The latest action also follows renewed international criticism of the U.S. embargo. Earlier this month, the United Nations General Assembly overwhelmingly adopted a resolution calling for an end to the embargo, with 136 member states voting in favour, nine—including the United States and Israel—voting against and 30 abstaining.

Although the annual resolutions are not legally binding, they have consistently highlighted broad international opposition to the embargo and underscored Washington’s diplomatic isolation on the issue.

Relations between the two countries have remained strained since the United States imposed sweeping sanctions after the 1959 Cuban Revolution led by Fidel Castro. While the Obama administration eased some restrictions, ties deteriorated during President Trump’s first term as sanctions were reinstated and expanded to curb Cuba’s access to foreign currency and international financing.

Many of those restrictions remained in place under the Biden administration, while Trump’s return to office has been accompanied by a renewed push to tighten economic measures against Havana.

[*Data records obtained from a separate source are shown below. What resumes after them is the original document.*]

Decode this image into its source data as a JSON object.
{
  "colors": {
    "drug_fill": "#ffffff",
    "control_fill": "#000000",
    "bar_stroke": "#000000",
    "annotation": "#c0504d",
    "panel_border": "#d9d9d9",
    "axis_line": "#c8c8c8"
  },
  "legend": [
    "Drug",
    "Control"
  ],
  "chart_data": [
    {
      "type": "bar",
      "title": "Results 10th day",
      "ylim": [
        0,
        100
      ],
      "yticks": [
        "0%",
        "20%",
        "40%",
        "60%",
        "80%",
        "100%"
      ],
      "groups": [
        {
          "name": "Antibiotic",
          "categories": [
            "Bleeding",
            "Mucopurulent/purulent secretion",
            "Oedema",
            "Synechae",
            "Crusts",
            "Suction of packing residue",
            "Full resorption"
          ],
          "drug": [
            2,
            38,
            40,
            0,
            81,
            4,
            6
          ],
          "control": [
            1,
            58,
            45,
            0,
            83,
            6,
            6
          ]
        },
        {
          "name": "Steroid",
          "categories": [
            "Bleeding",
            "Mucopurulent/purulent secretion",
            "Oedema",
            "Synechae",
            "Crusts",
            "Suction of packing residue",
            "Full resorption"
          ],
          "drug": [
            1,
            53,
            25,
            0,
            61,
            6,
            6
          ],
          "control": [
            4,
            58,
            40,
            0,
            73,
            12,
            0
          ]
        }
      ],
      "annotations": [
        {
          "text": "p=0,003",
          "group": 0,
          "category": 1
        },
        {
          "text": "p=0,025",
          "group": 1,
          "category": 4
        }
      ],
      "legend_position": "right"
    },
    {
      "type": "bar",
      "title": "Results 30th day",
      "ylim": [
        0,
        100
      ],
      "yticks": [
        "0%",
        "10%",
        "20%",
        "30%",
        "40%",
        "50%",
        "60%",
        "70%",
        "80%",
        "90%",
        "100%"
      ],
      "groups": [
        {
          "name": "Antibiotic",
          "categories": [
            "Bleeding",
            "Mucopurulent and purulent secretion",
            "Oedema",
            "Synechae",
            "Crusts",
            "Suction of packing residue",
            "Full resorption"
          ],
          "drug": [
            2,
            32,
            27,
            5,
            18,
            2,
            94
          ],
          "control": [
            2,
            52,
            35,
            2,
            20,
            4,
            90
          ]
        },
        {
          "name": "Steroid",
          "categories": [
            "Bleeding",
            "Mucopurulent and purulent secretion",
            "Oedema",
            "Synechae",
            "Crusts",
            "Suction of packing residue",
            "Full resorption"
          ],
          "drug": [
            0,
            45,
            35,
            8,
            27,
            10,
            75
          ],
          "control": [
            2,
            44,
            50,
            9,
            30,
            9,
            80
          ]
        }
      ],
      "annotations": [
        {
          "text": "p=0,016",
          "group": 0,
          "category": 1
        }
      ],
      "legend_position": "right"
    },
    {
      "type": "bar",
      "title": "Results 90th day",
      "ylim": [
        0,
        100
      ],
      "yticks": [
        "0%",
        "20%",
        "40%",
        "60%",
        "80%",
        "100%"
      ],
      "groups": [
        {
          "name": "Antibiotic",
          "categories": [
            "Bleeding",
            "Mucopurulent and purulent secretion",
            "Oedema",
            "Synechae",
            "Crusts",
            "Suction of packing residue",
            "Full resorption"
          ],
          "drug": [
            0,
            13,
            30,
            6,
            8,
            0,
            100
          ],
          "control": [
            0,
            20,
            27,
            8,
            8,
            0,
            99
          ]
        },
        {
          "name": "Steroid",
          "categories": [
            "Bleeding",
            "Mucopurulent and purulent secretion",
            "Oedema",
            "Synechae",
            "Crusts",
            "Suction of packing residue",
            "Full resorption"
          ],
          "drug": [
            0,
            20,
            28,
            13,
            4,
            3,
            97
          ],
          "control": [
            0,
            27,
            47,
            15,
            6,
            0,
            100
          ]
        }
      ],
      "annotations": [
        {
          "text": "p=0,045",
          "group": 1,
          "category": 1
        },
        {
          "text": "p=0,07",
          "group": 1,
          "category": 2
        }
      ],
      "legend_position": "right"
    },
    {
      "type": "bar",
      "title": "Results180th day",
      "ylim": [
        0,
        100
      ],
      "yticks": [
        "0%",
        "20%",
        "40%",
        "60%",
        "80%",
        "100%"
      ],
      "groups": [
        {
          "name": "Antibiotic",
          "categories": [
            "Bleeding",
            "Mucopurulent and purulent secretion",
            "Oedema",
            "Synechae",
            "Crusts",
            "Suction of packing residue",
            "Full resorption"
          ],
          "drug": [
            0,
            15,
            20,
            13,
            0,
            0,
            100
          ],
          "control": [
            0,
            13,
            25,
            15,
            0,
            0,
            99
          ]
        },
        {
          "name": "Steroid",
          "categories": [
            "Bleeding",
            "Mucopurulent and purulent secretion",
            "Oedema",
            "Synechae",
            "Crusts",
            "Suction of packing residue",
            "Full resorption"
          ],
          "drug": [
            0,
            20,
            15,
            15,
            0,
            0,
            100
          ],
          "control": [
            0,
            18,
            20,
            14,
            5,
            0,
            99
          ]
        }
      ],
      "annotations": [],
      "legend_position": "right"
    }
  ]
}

Cuban officials warned that the expanded sanctions would place additional strain on the country’s fragile economy, increase hardship for ordinary citizens and further hamper efforts to attract foreign investment and revive the tourism sector, one of Cuba’s principal sources of national revenue. Washington, however, insists that its sanctions are directed at the Cuban government and state-controlled entities rather than the Cuban people.